A sad day in the leadership campaign, I have to say.

Meanwhile, David Miliband’s team interprets the future from a concept of people management located firmly in the past.  Unable to perceive the sea change that will rock British politics over the next few years, it is clear that he and his advisers can only construct themselves in terms of their opposition, and how they choose to currently run things.

Essentially, in exactly the same way as the large companies which sponsor them.

On the other hand, I find myself looking for a good leader, a responsive leader, a manager and facilitator rolled into one: that is to say, a leader who knows how to follow the led.

Which leads me to my final score.  Ed Balls first choice.  Andy Burnham second.  And Ed Miliband in third position will do me just fine.

But let it be understood I was only going to preference the first two choices until today’s childish news of these kindergarten slurs.

In fact, we might say “Bad Day At Red Rock” all round, Mr Miliband (D).  I mean if you’re that prepared to threaten us so we feel obliged to follow you before you’re duly anointed, just think how you might act after the event itself.

I now shudder to think.

Sep 112010

This tweet has helped generate an interesting train of thought:

‘Right wing papers don’t win elections 4 the Tories but by being timid and pandering to them, we lost our true values’ @edballsmp #CoopParty

The truth of the matter is that what the Coalition is now implementing is what those right-wing papers wanted all along.  But what’s also going to be just as clear is that just because you read a right-wing newspaper on a daily basis – and vicariously get to kick the immigrants/scroungers/students/hoodies whilst they’re down – doesn’t mean you’re actually as happy for such policies to be fully implemented.

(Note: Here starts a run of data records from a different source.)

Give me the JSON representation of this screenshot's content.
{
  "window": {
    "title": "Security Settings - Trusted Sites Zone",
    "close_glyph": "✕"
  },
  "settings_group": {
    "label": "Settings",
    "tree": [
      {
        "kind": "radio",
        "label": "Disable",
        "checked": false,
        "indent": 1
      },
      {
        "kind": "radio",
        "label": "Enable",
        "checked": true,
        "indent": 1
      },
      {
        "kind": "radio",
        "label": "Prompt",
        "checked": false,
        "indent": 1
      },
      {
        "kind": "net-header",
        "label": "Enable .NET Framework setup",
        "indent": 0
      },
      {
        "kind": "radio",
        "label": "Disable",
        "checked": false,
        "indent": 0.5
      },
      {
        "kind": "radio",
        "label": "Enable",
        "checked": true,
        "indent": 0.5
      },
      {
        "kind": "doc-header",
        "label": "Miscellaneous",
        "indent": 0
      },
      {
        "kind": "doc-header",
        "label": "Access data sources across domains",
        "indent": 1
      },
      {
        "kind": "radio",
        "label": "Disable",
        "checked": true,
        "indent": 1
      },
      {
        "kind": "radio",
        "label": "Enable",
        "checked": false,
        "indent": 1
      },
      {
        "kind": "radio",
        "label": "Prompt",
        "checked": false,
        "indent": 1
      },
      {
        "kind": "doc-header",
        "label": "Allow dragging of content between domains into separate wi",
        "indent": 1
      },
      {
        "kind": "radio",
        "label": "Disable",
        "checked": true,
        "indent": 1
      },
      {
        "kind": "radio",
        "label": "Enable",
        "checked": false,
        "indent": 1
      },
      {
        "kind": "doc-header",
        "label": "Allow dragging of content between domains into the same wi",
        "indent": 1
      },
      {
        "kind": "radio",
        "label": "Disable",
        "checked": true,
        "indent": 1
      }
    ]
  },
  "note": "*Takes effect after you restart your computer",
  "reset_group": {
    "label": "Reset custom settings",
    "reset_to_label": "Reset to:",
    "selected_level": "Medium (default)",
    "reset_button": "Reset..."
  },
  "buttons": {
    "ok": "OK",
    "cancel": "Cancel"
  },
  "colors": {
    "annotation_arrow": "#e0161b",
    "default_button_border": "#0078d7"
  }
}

I’m pretty sure that most of us need to let of steam in one way or another.  Tabloid and extremist media allow us to do this safely in the privacy of our own homes.  I’m not, however, quite so sure that all of us who read right-wing media would be entirely happy if its exponents obtained full control over all the levers of power.

This latter circumstance would, nevertheless, appear to be what has happened in the recent general election in Britain.  As we who can vote for our next Labour leader do so, we would be well advised to fully understand Ed Balls’ succinct wisdom above – and vote precisely for that leader who best represents the real sea change that is taking place in British politics.

That of a voting public which comes to the heavy realisation that voting really does make a difference.  And when you vote from the heartlands of British decency as you read your seething tracts of casual middle-class hatred, you slowly comprehend that what you shout out in your sitting-rooms isn’t quite what you wanted for your sons and daughters.

“Make your bed and lie in it!” comes to mind.

“Never again!” I might respond.

As might a whole new generation of voters – made up of old and young alike – who suddenly understand that representative democracy is worth fighting for and the future doesn’t have to be a re-run of all those other people’s pasts.  Thus it is that I am reminded of Eliza Doolittle, as I paraphrase her famous words:

“Just you wait, David Cameron!
Just you wait …”

Sometimes real change can only come about by giving those who act in bad faith the opportunity to show their true colours.

We shall see.

Whatever else I have learnt today, I have learnt that Ed Balls really does know his stuff.